Per non parlare degli incarichi del tribunale al commercialista, oppure dei procedimenti fiscali, amministrativi o giudiziari dei clienti, e delle eventuali condanne.
Inoltre, il commercialista spesso è un revisore contabile di una grande società, oppure è nominato nel collegio sindacale di una organizzazione, privata o pubblica.

In ogni caso, il commercialista è tenuto al segreto professionale; conseguentemente, tutti i dati da esso trattati dovranno avere tutele adeguate a tale obbligo; alcuni addirittura ritengono che esso debba usare le migliori misure di sicurezza disponibili allo stato attuale della tecnologia informatica (ad esempio, cifrando tutto, ma non solo).

Spesso lo studio commerciale non ha risorse interne da dedicare a supportare i propri clienti nel processo di adeguamento al GDPR; in tal caso, un consulente esterno specializzato in protezione dei dati personali rende lo studio in grado di fornire un servizio completo alla clientela; oltre che ad essere una risorsa preziosa, per lo studio stesso, per raggiungere la compliance al nuovo regolamento.

Contattatemi per un primo incontro; ho già collaborato (e collaboro tuttora) con importanti studi commerciali, in tutta la Toscana.

Condominio e GDPR

Domanda: ma il condominio ha obblighi derivanti dal GDPR?

Risposta secca: perché, prima con il D.Lgs. 196/03 non li aveva?

Sino dal Maggio 2006 il Garante, con apposito provvedimento, aveva ben chiarito quali siano gli oneri a carico del condominio e degli amministratori.

Riassumendo, il condominio è il Titolare del Trattamento dei dati personali, mentre l’amministratore è il Responsabile del Trattamento.

Dato che il condominio, inteso come persona giuridica, non ha “funzioni operative”, tutte le incombenze del GDPR sono a carico degli amministratori di condominio (come peraltro prima lo erano quelle derivanti dal D.Lgs. 196/03).

Vorrei ancora una volta segnalare che una delle maggiori problematiche riguardanti la protezione dei dati personali nei condominii è la videosorveglianza; “ho visto cose che voi umani …”

Ricordato che la responsabilità civile e penale è solidale tra il Titolare ed il Responsabile del Trattamento, possiamo consigliare a tutti i condomini di scegliere e “ricorrere unicamente a responsabili del trattamento che presentino garanzie sufficienti per mettere in atto misure tecniche e organizzative adeguate in modo tale che il trattamento soddisfi i requisiti del presente regolamento e garantisca la tutela dei diritti dell’interessato” – art 28.1 GDPR.

Costi GDPR

Domanda ricorrente: quanto costa l’adeguamento al GDPR?

Ovviamente è impossibile rispondere in modo serio a questa domanda; vorrei però fare alcune considerazioni.

Successivamente al mese di aprile 2012 (leggere qui) moltissimi hanno ritenuto che tutto il decreto legislativo 196/03 fosse stato abrogato; in molte aziende gli adempimenti sono stati abbandonati.

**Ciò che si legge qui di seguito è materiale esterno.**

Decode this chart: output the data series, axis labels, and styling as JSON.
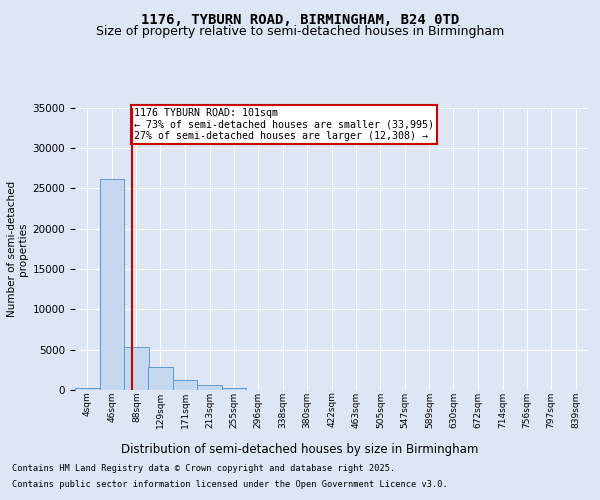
{
  "title": "1176, TYBURN ROAD, BIRMINGHAM, B24 0TD",
  "subtitle": "Size of property relative to semi-detached houses in Birmingham",
  "xlabel": "Distribution of semi-detached houses by size in Birmingham",
  "ylabel": "Number of semi-detached\nproperties",
  "footer1": "Contains HM Land Registry data © Crown copyright and database right 2025.",
  "footer2": "Contains public sector information licensed under the Open Government Licence v3.0.",
  "bin_labels": [
    "4sqm",
    "46sqm",
    "88sqm",
    "129sqm",
    "171sqm",
    "213sqm",
    "255sqm",
    "296sqm",
    "338sqm",
    "380sqm",
    "422sqm",
    "463sqm",
    "505sqm",
    "547sqm",
    "589sqm",
    "630sqm",
    "672sqm",
    "714sqm",
    "756sqm",
    "797sqm",
    "839sqm"
  ],
  "bin_edges": [
    4,
    46,
    88,
    129,
    171,
    213,
    255,
    296,
    338,
    380,
    422,
    463,
    505,
    547,
    589,
    630,
    672,
    714,
    756,
    797,
    839
  ],
  "bar_heights": [
    280,
    26200,
    5300,
    2800,
    1300,
    600,
    280,
    0,
    0,
    0,
    0,
    0,
    0,
    0,
    0,
    0,
    0,
    0,
    0,
    0
  ],
  "bar_color": "#c5d8f0",
  "bar_edgecolor": "#5b9bd5",
  "property_size": 101,
  "vline_color": "#cc0000",
  "annotation_text": "1176 TYBURN ROAD: 101sqm\n← 73% of semi-detached houses are smaller (33,995)\n27% of semi-detached houses are larger (12,308) →",
  "annotation_box_color": "#ffffff",
  "annotation_box_edgecolor": "#cc0000",
  "ylim": [
    0,
    35000
  ],
  "yticks": [
    0,
    5000,
    10000,
    15000,
    20000,
    25000,
    30000,
    35000
  ],
  "background_color": "#dce6f5",
  "axes_background": "#dce6f5",
  "grid_color": "#ffffff",
  "title_fontsize": 10,
  "subtitle_fontsize": 9
}
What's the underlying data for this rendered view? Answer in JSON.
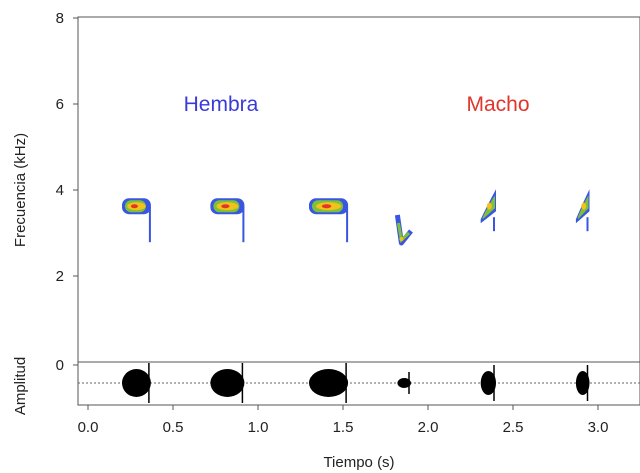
{
  "chart_data": {
    "type": "spectrogram",
    "xlabel": "Tiempo (s)",
    "ylabel_top": "Frecuencia (kHz)",
    "ylabel_bottom": "Amplitud",
    "xlim": [
      0.0,
      3.25
    ],
    "ylim_top": [
      0,
      8
    ],
    "ylim_bottom": [
      -1,
      0
    ],
    "x_ticks": [
      "0.0",
      "0.5",
      "1.0",
      "1.5",
      "2.0",
      "2.5",
      "3.0"
    ],
    "y_ticks_top": [
      "2",
      "4",
      "6",
      "8"
    ],
    "y_ticks_bottom": [
      "0"
    ],
    "annotations": [
      {
        "text": "Hembra",
        "color": "#3a3ad8",
        "x": 1.0,
        "y": 6.3
      },
      {
        "text": "Macho",
        "color": "#e0342c",
        "x": 2.45,
        "y": 6.3
      }
    ],
    "calls": [
      {
        "singer": "Hembra",
        "t_start": 0.2,
        "t_end": 0.37,
        "freq": 3.6,
        "shape": "flat"
      },
      {
        "singer": "Hembra",
        "t_start": 0.72,
        "t_end": 0.92,
        "freq": 3.6,
        "shape": "flat"
      },
      {
        "singer": "Hembra",
        "t_start": 1.3,
        "t_end": 1.53,
        "freq": 3.6,
        "shape": "flat"
      },
      {
        "singer": "Macho",
        "t_start": 1.82,
        "t_end": 1.9,
        "freq": 3.0,
        "shape": "hook"
      },
      {
        "singer": "Macho",
        "t_start": 2.31,
        "t_end": 2.4,
        "freq": 3.6,
        "shape": "rise"
      },
      {
        "singer": "Macho",
        "t_start": 2.87,
        "t_end": 2.95,
        "freq": 3.6,
        "shape": "rise"
      }
    ],
    "colors": {
      "outer": "#3a55e0",
      "mid": "#7dc03b",
      "core": "#f2c21a",
      "peak": "#e3362a",
      "wave": "#000000"
    }
  }
}
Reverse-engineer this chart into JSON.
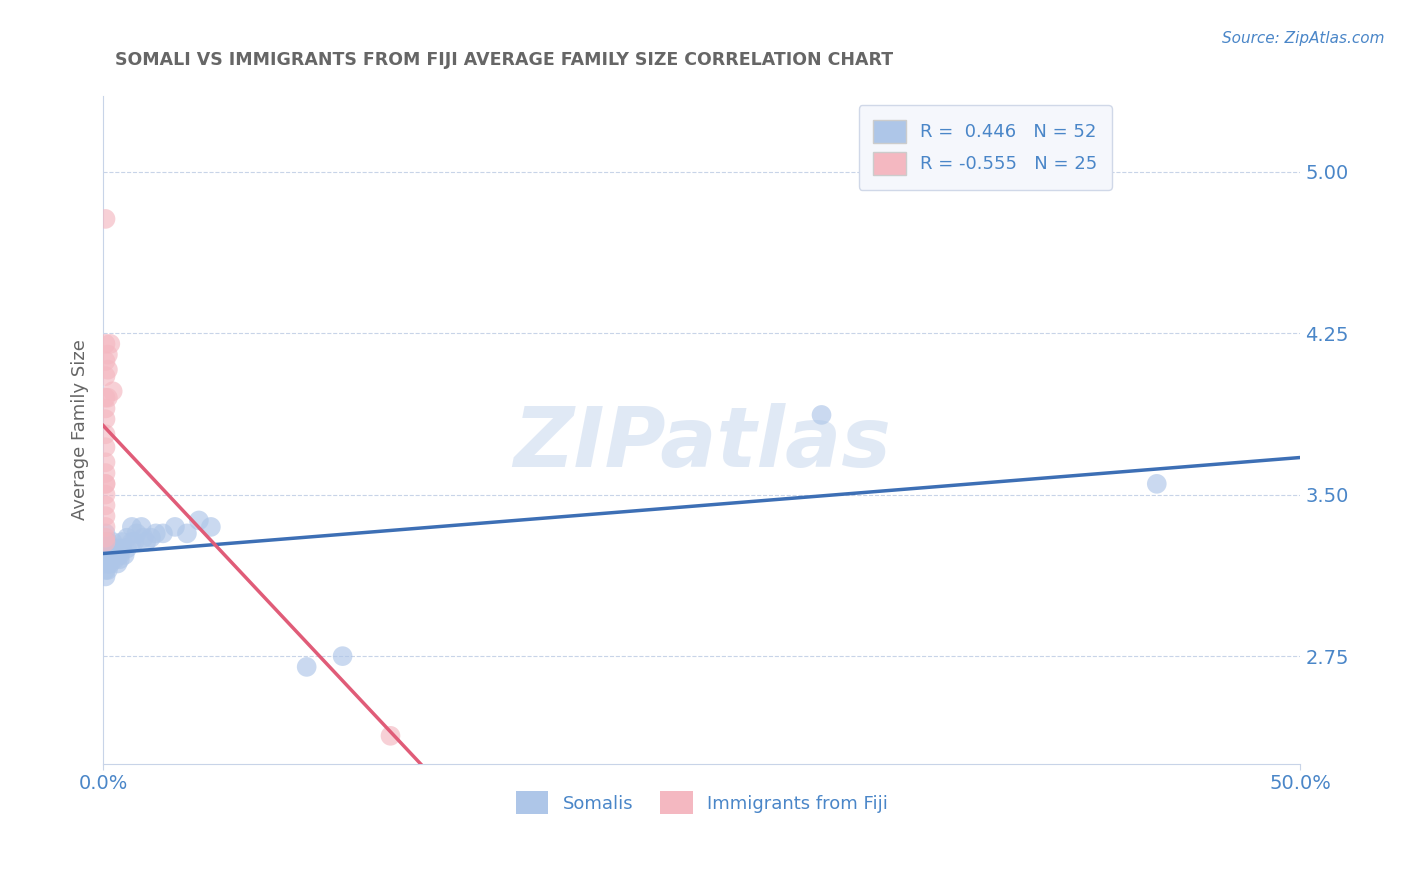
{
  "title": "SOMALI VS IMMIGRANTS FROM FIJI AVERAGE FAMILY SIZE CORRELATION CHART",
  "ylabel": "Average Family Size",
  "source_text": "Source: ZipAtlas.com",
  "xlim": [
    0.0,
    0.5
  ],
  "ylim": [
    2.25,
    5.35
  ],
  "yticks": [
    2.75,
    3.5,
    4.25,
    5.0
  ],
  "xticks": [
    0.0,
    0.5
  ],
  "xtick_labels": [
    "0.0%",
    "50.0%"
  ],
  "watermark": "ZIPatlas",
  "legend_entries": [
    {
      "label": "R =  0.446   N = 52",
      "color": "#aec6e8"
    },
    {
      "label": "R = -0.555   N = 25",
      "color": "#f4b8c1"
    }
  ],
  "somali_points": [
    [
      0.001,
      3.22
    ],
    [
      0.001,
      3.25
    ],
    [
      0.001,
      3.28
    ],
    [
      0.001,
      3.32
    ],
    [
      0.001,
      3.18
    ],
    [
      0.001,
      3.2
    ],
    [
      0.001,
      3.15
    ],
    [
      0.001,
      3.12
    ],
    [
      0.002,
      3.18
    ],
    [
      0.002,
      3.22
    ],
    [
      0.002,
      3.25
    ],
    [
      0.002,
      3.28
    ],
    [
      0.002,
      3.15
    ],
    [
      0.002,
      3.2
    ],
    [
      0.003,
      3.2
    ],
    [
      0.003,
      3.22
    ],
    [
      0.003,
      3.25
    ],
    [
      0.003,
      3.18
    ],
    [
      0.004,
      3.22
    ],
    [
      0.004,
      3.25
    ],
    [
      0.004,
      3.28
    ],
    [
      0.005,
      3.2
    ],
    [
      0.005,
      3.25
    ],
    [
      0.005,
      3.22
    ],
    [
      0.006,
      3.18
    ],
    [
      0.006,
      3.22
    ],
    [
      0.006,
      3.25
    ],
    [
      0.007,
      3.22
    ],
    [
      0.007,
      3.2
    ],
    [
      0.008,
      3.25
    ],
    [
      0.008,
      3.28
    ],
    [
      0.009,
      3.22
    ],
    [
      0.01,
      3.3
    ],
    [
      0.01,
      3.25
    ],
    [
      0.012,
      3.28
    ],
    [
      0.012,
      3.35
    ],
    [
      0.013,
      3.28
    ],
    [
      0.014,
      3.32
    ],
    [
      0.016,
      3.35
    ],
    [
      0.017,
      3.3
    ],
    [
      0.018,
      3.28
    ],
    [
      0.02,
      3.3
    ],
    [
      0.022,
      3.32
    ],
    [
      0.025,
      3.32
    ],
    [
      0.03,
      3.35
    ],
    [
      0.035,
      3.32
    ],
    [
      0.04,
      3.38
    ],
    [
      0.045,
      3.35
    ],
    [
      0.085,
      2.7
    ],
    [
      0.1,
      2.75
    ],
    [
      0.3,
      3.87
    ],
    [
      0.44,
      3.55
    ]
  ],
  "fiji_points": [
    [
      0.001,
      4.78
    ],
    [
      0.001,
      4.2
    ],
    [
      0.001,
      4.12
    ],
    [
      0.001,
      4.05
    ],
    [
      0.001,
      3.95
    ],
    [
      0.001,
      3.9
    ],
    [
      0.001,
      3.85
    ],
    [
      0.001,
      3.78
    ],
    [
      0.001,
      3.72
    ],
    [
      0.001,
      3.65
    ],
    [
      0.001,
      3.6
    ],
    [
      0.001,
      3.55
    ],
    [
      0.001,
      3.5
    ],
    [
      0.001,
      3.45
    ],
    [
      0.001,
      3.4
    ],
    [
      0.001,
      3.35
    ],
    [
      0.001,
      3.3
    ],
    [
      0.001,
      3.28
    ],
    [
      0.002,
      4.15
    ],
    [
      0.002,
      4.08
    ],
    [
      0.002,
      3.95
    ],
    [
      0.003,
      4.2
    ],
    [
      0.004,
      3.98
    ],
    [
      0.12,
      2.38
    ],
    [
      0.001,
      3.55
    ]
  ],
  "somali_color": "#aec6e8",
  "somali_line_color": "#3d6fb5",
  "fiji_color": "#f4b8c1",
  "fiji_line_color": "#e05c78",
  "background_color": "#ffffff",
  "grid_color": "#c8d4e8",
  "title_color": "#666666",
  "axis_color": "#4a86c8",
  "watermark_color": "#c8d8ee",
  "legend_box_color": "#f5f7fc",
  "legend_border_color": "#d0d8e8"
}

Adesso, in pratica, occorre ripartire da zero.

Abbiamo quindi disponibili prevalentemente indicazioni che provengono da oltre confine; in Austria e Germania si valuta in livello di compliance delle organizzazioni di oltre il 70%, ma non è corretto paragonare il loro tessuto economico al nostro.

Dai vari convegni nazionali, emerge che, per una media organizzazione, un investimento corretto potrebbe essere quantificabile nel 2% del fatturato, ovviamente nel primo periodo. Successivamente tale onere calerebbe.

Per le organizzazioni più piccole, che non devono nominare il DPO, con pochi trattamenti e strumenti, ritengo che gli adeguamenti si possano realizzare con budget inferiori, anche significativamente inferiori all’1% del fatturato.

Ovviamente rimane sempre funzione della tipologia del business, della quantità e tipologia dei dati personali, oltre che dalla stuttura aziendale.

Si consideri che gli adeguamenti correlati all’adeguamento GDPR non sono un costo fine a se stesso; quando si governano i processi di trattamento e si proteggono i dati, si va a migliorare la resilienza della intera organizzazione ai rischi aziendali.